Slick, low-budget mix of sexiness, quasi-camp and sitcom-style dramedy will make this a popular niche rental.
From the maker of “Slutty Summer” comes another exploration of the urban gay-male soul just as nuanced and meaningful. Which is to say “A Four Letter Word” swims in the emotional shallows, oblivious to there being an ocean out there. While decently crafted, this second feature for writer-director Casper Andreas sports a protagonist so gratingly superficial it’s hard to root for his redemption. Still, the slick, low-budget mix of sexiness, quasi-camp and sitcom-style dramedy will make this a popular niche rental once it hits Netflix queues. Any theatrical exposure, as with “Slutty,” will be brief.

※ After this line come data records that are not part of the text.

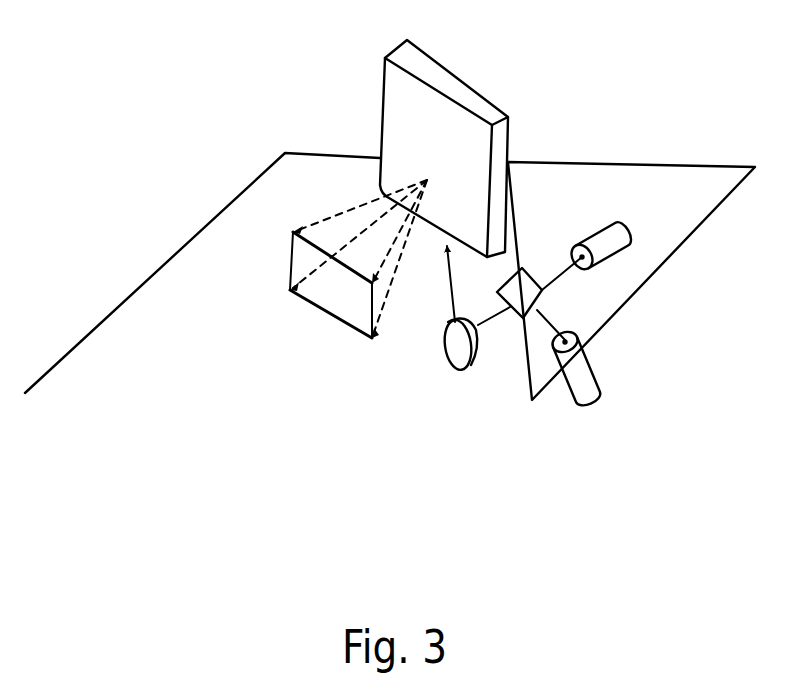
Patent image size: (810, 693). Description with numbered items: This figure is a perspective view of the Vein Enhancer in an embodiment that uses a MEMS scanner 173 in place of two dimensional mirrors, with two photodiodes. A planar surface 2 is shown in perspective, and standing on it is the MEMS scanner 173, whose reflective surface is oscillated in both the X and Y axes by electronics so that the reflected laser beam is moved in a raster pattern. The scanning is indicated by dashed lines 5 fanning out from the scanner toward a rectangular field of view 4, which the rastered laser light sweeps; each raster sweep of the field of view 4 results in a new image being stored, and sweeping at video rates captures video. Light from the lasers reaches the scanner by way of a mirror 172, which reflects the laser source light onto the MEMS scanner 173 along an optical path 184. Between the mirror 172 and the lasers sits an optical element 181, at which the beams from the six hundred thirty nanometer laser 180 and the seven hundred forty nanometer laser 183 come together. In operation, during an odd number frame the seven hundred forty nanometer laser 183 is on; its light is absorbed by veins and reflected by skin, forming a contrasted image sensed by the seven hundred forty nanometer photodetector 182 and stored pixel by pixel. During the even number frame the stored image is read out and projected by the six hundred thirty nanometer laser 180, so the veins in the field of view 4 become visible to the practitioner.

The object/work surface 2 is at (125, 182).
The field of view 4 is at (287, 270).
The projection beams 5 is at (352, 207).
The mirror 172 is at (477, 365).
The MEMS scanner 173 is at (507, 222).
The 630 nm laser 180 is at (617, 257).
The beam splitter 181 is at (550, 302).
The 740 nm photodetector 182 is at (480, 88).
The 740 nm laser 183 is at (598, 370).
The optical path 184 is at (487, 328).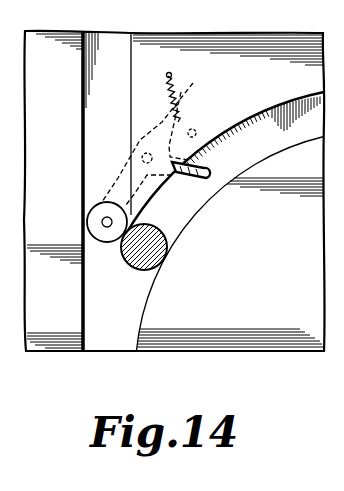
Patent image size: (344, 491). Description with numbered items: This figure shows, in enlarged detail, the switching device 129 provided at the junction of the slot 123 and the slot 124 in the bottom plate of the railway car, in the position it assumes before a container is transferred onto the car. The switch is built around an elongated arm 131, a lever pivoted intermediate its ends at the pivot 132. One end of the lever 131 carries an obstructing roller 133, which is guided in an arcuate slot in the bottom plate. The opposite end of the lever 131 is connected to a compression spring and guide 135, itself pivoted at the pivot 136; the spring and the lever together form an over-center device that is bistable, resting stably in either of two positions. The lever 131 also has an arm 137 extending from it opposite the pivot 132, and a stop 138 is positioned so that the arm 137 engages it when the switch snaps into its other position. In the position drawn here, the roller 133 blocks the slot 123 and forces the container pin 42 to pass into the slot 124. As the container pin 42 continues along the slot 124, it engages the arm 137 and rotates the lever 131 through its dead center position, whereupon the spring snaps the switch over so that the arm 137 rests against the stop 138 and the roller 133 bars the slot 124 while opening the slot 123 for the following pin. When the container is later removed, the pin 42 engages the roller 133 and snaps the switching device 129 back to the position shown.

The slot 123 is at (89, 281).
The slot 124 is at (205, 203).
The switching device 129 is at (120, 158).
The elongated arm 131 is at (113, 184).
The pivot 132 is at (139, 140).
The obstructing roller 133 is at (87, 219).
The compression spring and guide 135 is at (178, 100).
The pivot 136 is at (180, 95).
The arm 137 is at (203, 166).
The stop 138 is at (210, 122).
The container pin 42 is at (168, 257).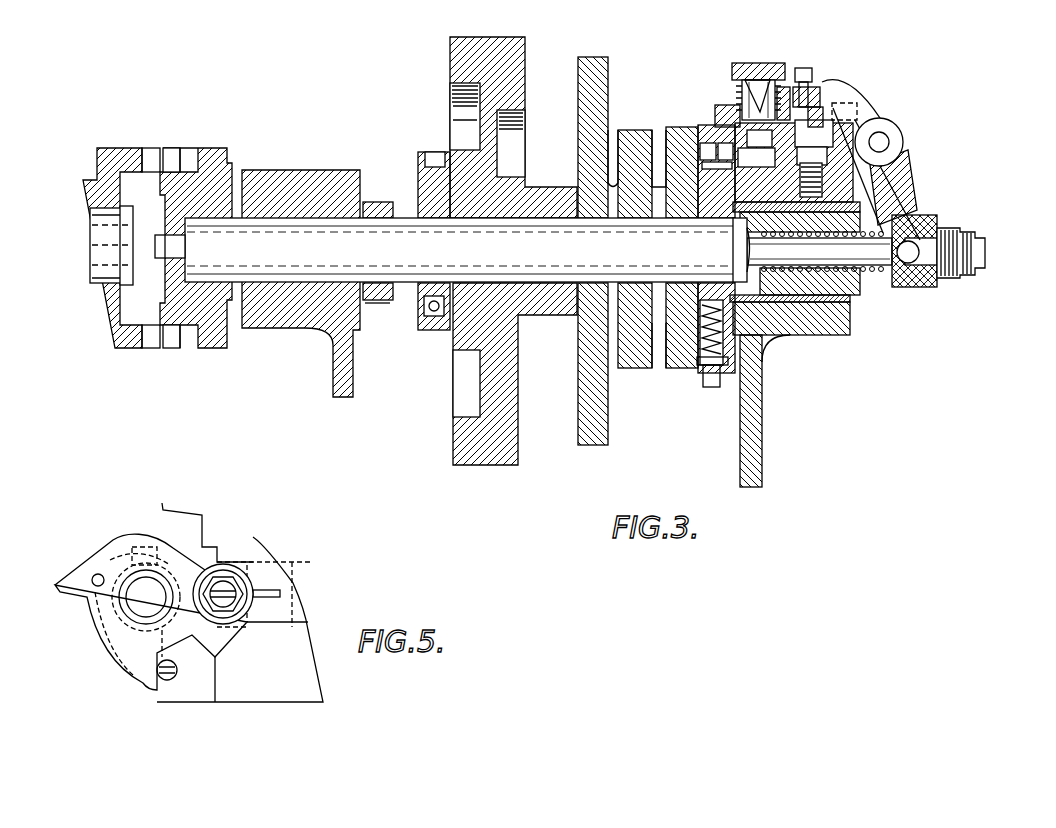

Frosted bottle-blonde gym bunny Luke (Jesse Archer) is a Manhattanite whose life revolves around the bar scene and nightly pickups. His latest trivial day job is at Chelsea sex-toy store Gaborhood, and he blithely acknowledges he probably won’t hold onto that for very long, either. Socially conscious co-worker Zeke (Cory Grant) tries to nag him out of hedonistic complacency. But it’s not until hunky Stephen (Charlie David) calls him a “gay cliche” that Luke seriously ponders whether he’s missing out on something.
Should he try monogamy? Trouble is, Stephen — once he’s rebounded with credulity-straining ardor from their off-putting first encounter — turns out to be a man with too many secrets, perhaps even a compulsive liar.
Meanwhile, Luke’s friend Peter (Steven Goldsmith) is newly cohabiting with boyfriend Derek (J.R. Rolley). And Peter’s restaurant boss, Marilyn (Virginia Bryan) anxiously overplans her imminent wedding, struggling to ignore potent attraction toward (and from) a female AA sponsor.
These complications are lively enough, but the writing (which reprises several characters from “Slutty”) is so aggressively surfacey that disbelief can never be suspended — not even by farcical standards.
Instead, the semi-earnest “A Four Letter Word” comes off like an insular gay sitcom, a la Paul Rudnick’s “Jeffrey,” but without the honed verbal wit.
Co-scenarist Archer expertly limns Luke’s shrill, defensive, live-for-today fringe personality. But it’s an obnoxious personality all the same, and it’s never convincing that puddle-deep Luke would ever attract Stephen, let alone lefty activist Zeke.
Nonetheless, the pic is pacey and colorful, with better production values than “Slutty.” Performers are game — and almost uniformly gym-chiseled to suit their frequent undressed moments.